[llvm] r274098 - [ValueTracking] Teach computeKnownBits for PHI nodes to compute sign bit for a recurrence with a NSW addition.

Wed Jun 29 12:20:16 PDT 2016

Actually, D18777 is doing the same thing as Craig's change, and is based on the same motivation: udiv/urem -> sdiv/srem. Udiv/urem is generally faster than sdiv/srem on most archs.

The reason it breaks the FE test is that it converts some sexts to zexts before indvars (during instcombine), but indvars cannot recognize that the zext is unnecessary and should be removed. Instead, indvars inserts truncs before zexts after widening the IV.

D18867 was proposed to fix this problem, this change teaches indvars that zext of a signed value which is known non-negative is unnecessary. However, this change itself is not enough, a loop-rotate pass is needed before indvars for this change to work. 

The test uses O1 but O1 pipeline doesn't have a loop-rotate before indvars, neither does O2 or O3. So I proposed to change the test in D21773. 

Thanks,
Li Huang

-----Original Message-----
From: Sanjoy Das [mailto:sanjoy at playingwithpointers.com] 
Sent: Wednesday, June 29, 2016 12:35 AM
To: Craig Topper <craig.topper at gmail.com>
Cc: Adam Nemet <anemet at apple.com>; llvm-commits <llvm-commits at lists.llvm.org>; Huang, Li1 <li1.huang at intel.com>
Subject: Re: [llvm] r274098 - [ValueTracking] Teach computeKnownBits for PHI nodes to compute sign bit for a recurrence with a NSW addition.
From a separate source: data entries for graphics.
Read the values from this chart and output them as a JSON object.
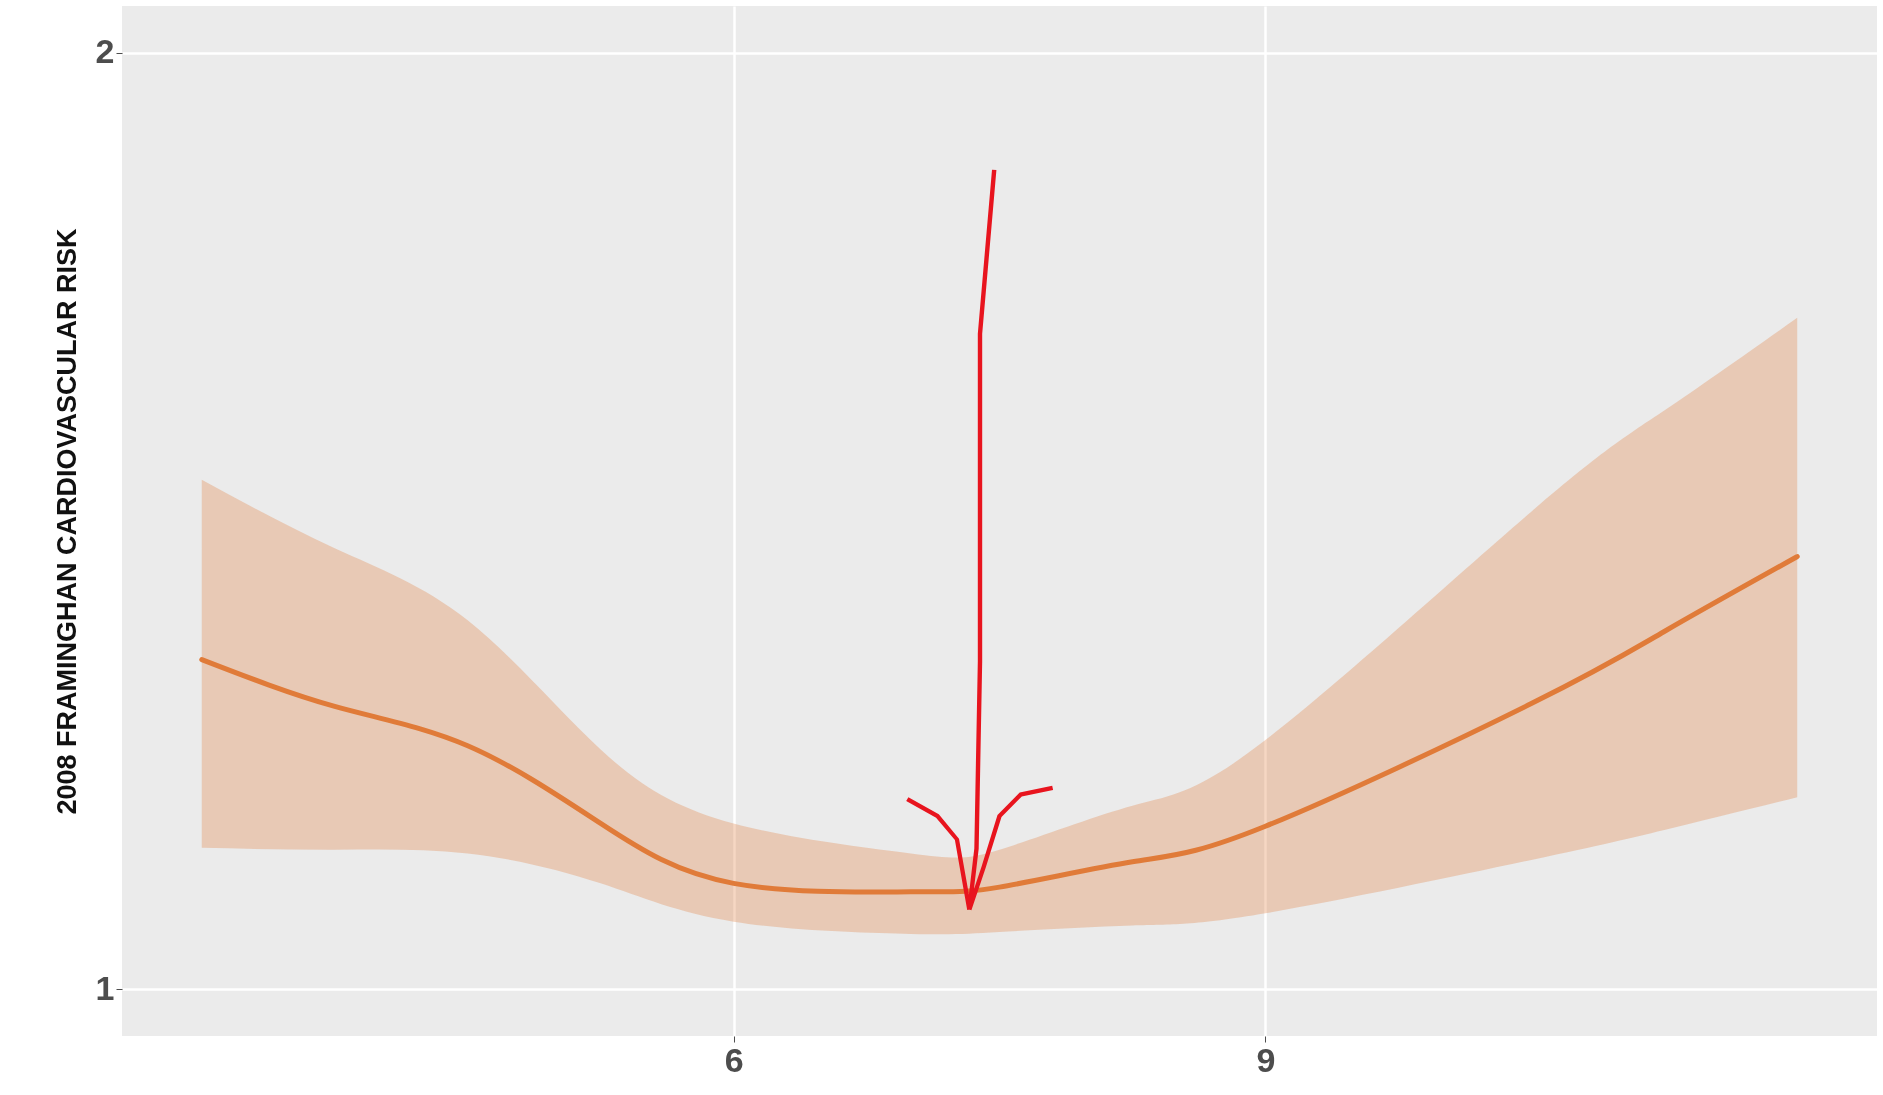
{
  "chart_data": {
    "type": "line",
    "ylabel": "2008 FRAMINGHAN CARDIOVASCULAR RISK",
    "x": [
      3,
      3.75,
      4.5,
      5.25,
      6,
      7,
      7.5,
      8.25,
      9,
      10.5,
      11.25,
      12
    ],
    "series": [
      {
        "color": "#e07b39",
        "values": [
          1.352,
          1.302,
          1.26,
          1.177,
          1.113,
          1.104,
          1.109,
          1.136,
          1.174,
          1.305,
          1.382,
          1.462
        ],
        "lower": [
          1.151,
          1.149,
          1.145,
          1.113,
          1.072,
          1.059,
          1.061,
          1.068,
          1.081,
          1.138,
          1.17,
          1.205
        ],
        "upper": [
          1.544,
          1.471,
          1.394,
          1.256,
          1.177,
          1.145,
          1.149,
          1.196,
          1.266,
          1.51,
          1.618,
          1.717
        ]
      }
    ],
    "xlim": [
      2.55,
      12.45
    ],
    "xticks": [
      6,
      9
    ],
    "ylim": [
      0.95,
      2.05
    ],
    "yticks": [
      1,
      2
    ],
    "grid": true
  }
}
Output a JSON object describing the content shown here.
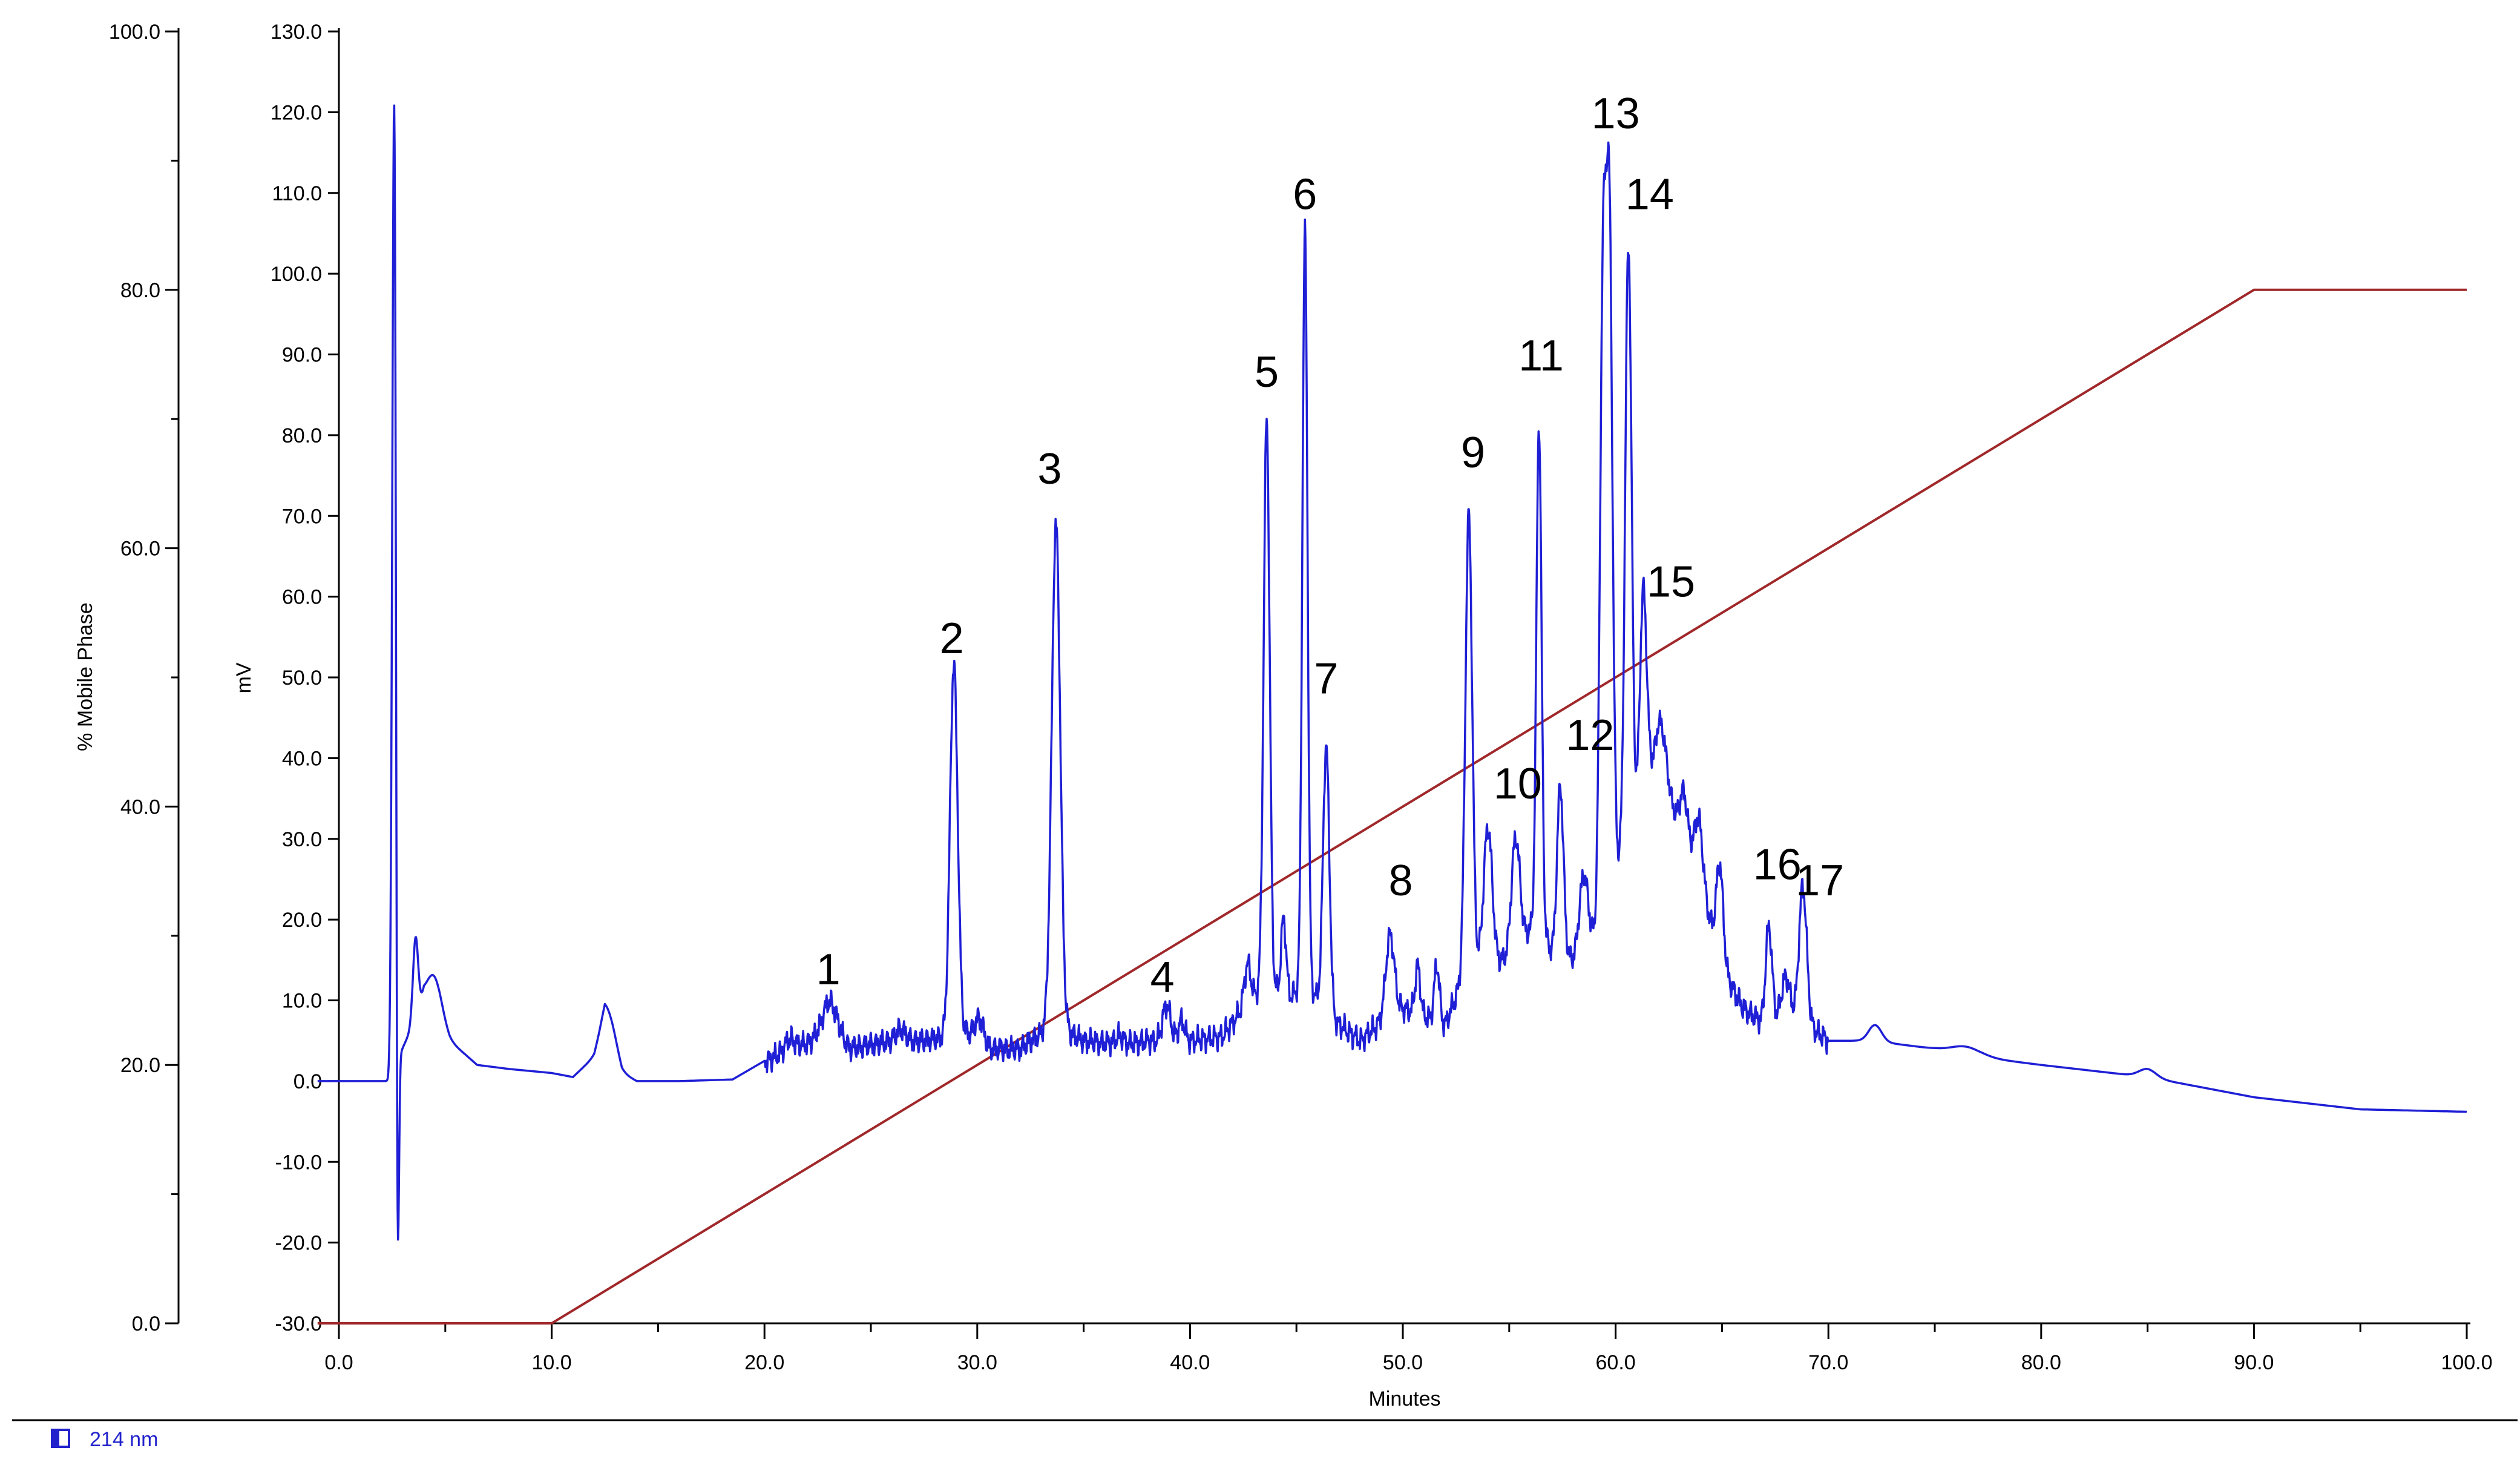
{
  "chart_data": {
    "type": "line",
    "xlabel": "Minutes",
    "ylabel_left": "% Mobile Phase",
    "ylabel_right": "mV",
    "x_range": [
      0,
      100
    ],
    "y_mobile_range": [
      0,
      100
    ],
    "y_mv_range": [
      -30,
      130
    ],
    "x_ticks": [
      "0.0",
      "10.0",
      "20.0",
      "30.0",
      "40.0",
      "50.0",
      "60.0",
      "70.0",
      "80.0",
      "90.0",
      "100.0"
    ],
    "y_mobile_ticks": [
      "0.0",
      "20.0",
      "40.0",
      "60.0",
      "80.0",
      "100.0"
    ],
    "y_mv_ticks": [
      "-30.0",
      "-20.0",
      "-10.0",
      "0.0",
      "10.0",
      "20.0",
      "30.0",
      "40.0",
      "50.0",
      "60.0",
      "70.0",
      "80.0",
      "90.0",
      "100.0",
      "110.0",
      "120.0",
      "130.0"
    ],
    "grid": false,
    "legend": {
      "position": "bottom-left",
      "entries": [
        "214 nm"
      ]
    },
    "colors": {
      "chromatogram": "#1f1fd6",
      "gradient": "#a0282a"
    },
    "series": [
      {
        "axis": "mobile_phase",
        "x": [
          -1,
          10,
          90,
          100
        ],
        "y": [
          0,
          0,
          80,
          80
        ]
      },
      {
        "name": "214 nm",
        "axis": "mV",
        "baseline": [
          [
            -1,
            0
          ],
          [
            2.3,
            0
          ],
          [
            4,
            10
          ],
          [
            5.2,
            5
          ],
          [
            6.5,
            2
          ],
          [
            8,
            1.5
          ],
          [
            10,
            1
          ],
          [
            11,
            0.5
          ],
          [
            12,
            3
          ],
          [
            12.5,
            7
          ],
          [
            13.3,
            1
          ],
          [
            14,
            0
          ],
          [
            16,
            0
          ],
          [
            18.5,
            0.2
          ],
          [
            20,
            2.5
          ],
          [
            21.5,
            4
          ],
          [
            23,
            6
          ],
          [
            24,
            4
          ],
          [
            26,
            5
          ],
          [
            27.5,
            5
          ],
          [
            29.5,
            6
          ],
          [
            30.5,
            4
          ],
          [
            32,
            4
          ],
          [
            33.6,
            7
          ],
          [
            35,
            5
          ],
          [
            37,
            4.5
          ],
          [
            38,
            5
          ],
          [
            40,
            5
          ],
          [
            41.5,
            5.5
          ],
          [
            42.5,
            9
          ],
          [
            43.6,
            12
          ],
          [
            44.5,
            10
          ],
          [
            45.5,
            12
          ],
          [
            46.5,
            8
          ],
          [
            48,
            5
          ],
          [
            49.3,
            8
          ],
          [
            50,
            9
          ],
          [
            52,
            7
          ],
          [
            53,
            14
          ],
          [
            55,
            15
          ],
          [
            56.3,
            20
          ],
          [
            57,
            16
          ],
          [
            58,
            15
          ],
          [
            59,
            18
          ],
          [
            60,
            26
          ],
          [
            61,
            32
          ],
          [
            62,
            42
          ],
          [
            63,
            30
          ],
          [
            64,
            24
          ],
          [
            65,
            14
          ],
          [
            66,
            9
          ],
          [
            67,
            7
          ],
          [
            68,
            8
          ],
          [
            69,
            7
          ],
          [
            70,
            5
          ],
          [
            72,
            5
          ],
          [
            75,
            4
          ],
          [
            77,
            3
          ],
          [
            80,
            2
          ],
          [
            85,
            0.5
          ],
          [
            90,
            -2
          ],
          [
            95,
            -3.5
          ],
          [
            100,
            -3.8
          ]
        ],
        "peaks": [
          [
            2.6,
            121,
            0.09
          ],
          [
            2.75,
            -44,
            0.06
          ],
          [
            3.6,
            10,
            0.12
          ],
          [
            4.5,
            5,
            0.35
          ],
          [
            12.7,
            3,
            0.35
          ],
          [
            21.2,
            1.5,
            0.25
          ],
          [
            23.1,
            4,
            0.35
          ],
          [
            26.4,
            1.5,
            0.2
          ],
          [
            28.9,
            46,
            0.18
          ],
          [
            30.1,
            3,
            0.2
          ],
          [
            33.7,
            62,
            0.2
          ],
          [
            36.7,
            1,
            0.2
          ],
          [
            38.9,
            4.5,
            0.18
          ],
          [
            39.6,
            2.5,
            0.15
          ],
          [
            42.7,
            5,
            0.15
          ],
          [
            43.6,
            70,
            0.14
          ],
          [
            44.4,
            10,
            0.12
          ],
          [
            45.4,
            93,
            0.12
          ],
          [
            46.4,
            33,
            0.15
          ],
          [
            49.4,
            10,
            0.2
          ],
          [
            50.7,
            6,
            0.12
          ],
          [
            51.6,
            7,
            0.12
          ],
          [
            53.1,
            56,
            0.16
          ],
          [
            54,
            17,
            0.2
          ],
          [
            55.3,
            14,
            0.2
          ],
          [
            56.4,
            62,
            0.12
          ],
          [
            57.4,
            21,
            0.15
          ],
          [
            58.5,
            9,
            0.2
          ],
          [
            59.4,
            73,
            0.14
          ],
          [
            59.7,
            82,
            0.15
          ],
          [
            60.6,
            74,
            0.15
          ],
          [
            61.3,
            26,
            0.16
          ],
          [
            62.2,
            4,
            0.2
          ],
          [
            63.2,
            7,
            0.2
          ],
          [
            63.9,
            8,
            0.2
          ],
          [
            64.9,
            12,
            0.16
          ],
          [
            67.2,
            12,
            0.15
          ],
          [
            68,
            5,
            0.2
          ],
          [
            68.8,
            17,
            0.18
          ],
          [
            72.2,
            2,
            0.3
          ],
          [
            76.5,
            1,
            0.7
          ],
          [
            85,
            1,
            0.4
          ]
        ]
      }
    ],
    "peak_labels": [
      {
        "text": "1",
        "x": 23.0,
        "y_mv": 12
      },
      {
        "text": "2",
        "x": 28.8,
        "y_mv": 53
      },
      {
        "text": "3",
        "x": 33.4,
        "y_mv": 74
      },
      {
        "text": "4",
        "x": 38.7,
        "y_mv": 11
      },
      {
        "text": "5",
        "x": 43.6,
        "y_mv": 86
      },
      {
        "text": "6",
        "x": 45.4,
        "y_mv": 108
      },
      {
        "text": "7",
        "x": 46.4,
        "y_mv": 48
      },
      {
        "text": "8",
        "x": 49.9,
        "y_mv": 23
      },
      {
        "text": "9",
        "x": 53.3,
        "y_mv": 76
      },
      {
        "text": "10",
        "x": 55.4,
        "y_mv": 35
      },
      {
        "text": "11",
        "x": 56.5,
        "y_mv": 88
      },
      {
        "text": "12",
        "x": 58.8,
        "y_mv": 41
      },
      {
        "text": "13",
        "x": 60.0,
        "y_mv": 118
      },
      {
        "text": "14",
        "x": 61.6,
        "y_mv": 108
      },
      {
        "text": "15",
        "x": 62.6,
        "y_mv": 60
      },
      {
        "text": "16",
        "x": 67.6,
        "y_mv": 25
      },
      {
        "text": "17",
        "x": 69.6,
        "y_mv": 23
      }
    ]
  }
}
I think I have to redact my "I suspect this isn't anything complicated" tone. :)

To do the right thing in cases like the one you pastebinned, we'll have to track `IsSigned` on individual `NarrowIVDefUse` instances.

Then for instance, in

   %i.050 = phi i32 [ %add15, %for.body ], [ 0, %for.body.preheader ]
   %idxprom45 = zext i32 %i.050 to i64
   %arrayidx = getelementptr inbounds i32, i32* %A, i64 %idxprom45
   %0 = load i32, i32* %arrayidx, align 4
   %sub = add nsw i32 %i.050, -1
   %idxprom1 = sext i32 %sub to i64
   %arrayidx2 = getelementptr inbounds i32, i32* %B, i64 %idxprom1
   %1 = load i32, i32* %arrayidx2, align 4

we'll first replace `%idxprom45` with the zero extended wide IV, and then when we get to `%sub`, we'll replace it with `add %wide.zexted.iv, -1` but the corresponding `NarrowIVDefUse` we push to the worklist will have to remember that this new wide add instruction is really a `sext` of `%sub` (and accordingly handle its users).

I'll be on vacation from 30th June to 10th of July, but I should be able to get to this once I'm back (unfortunately, I probably won't have time before I leave).  If you want to fix this and have someone else or me (once I'm back) review it that's fine too.

Thanks,
-- Sanjoy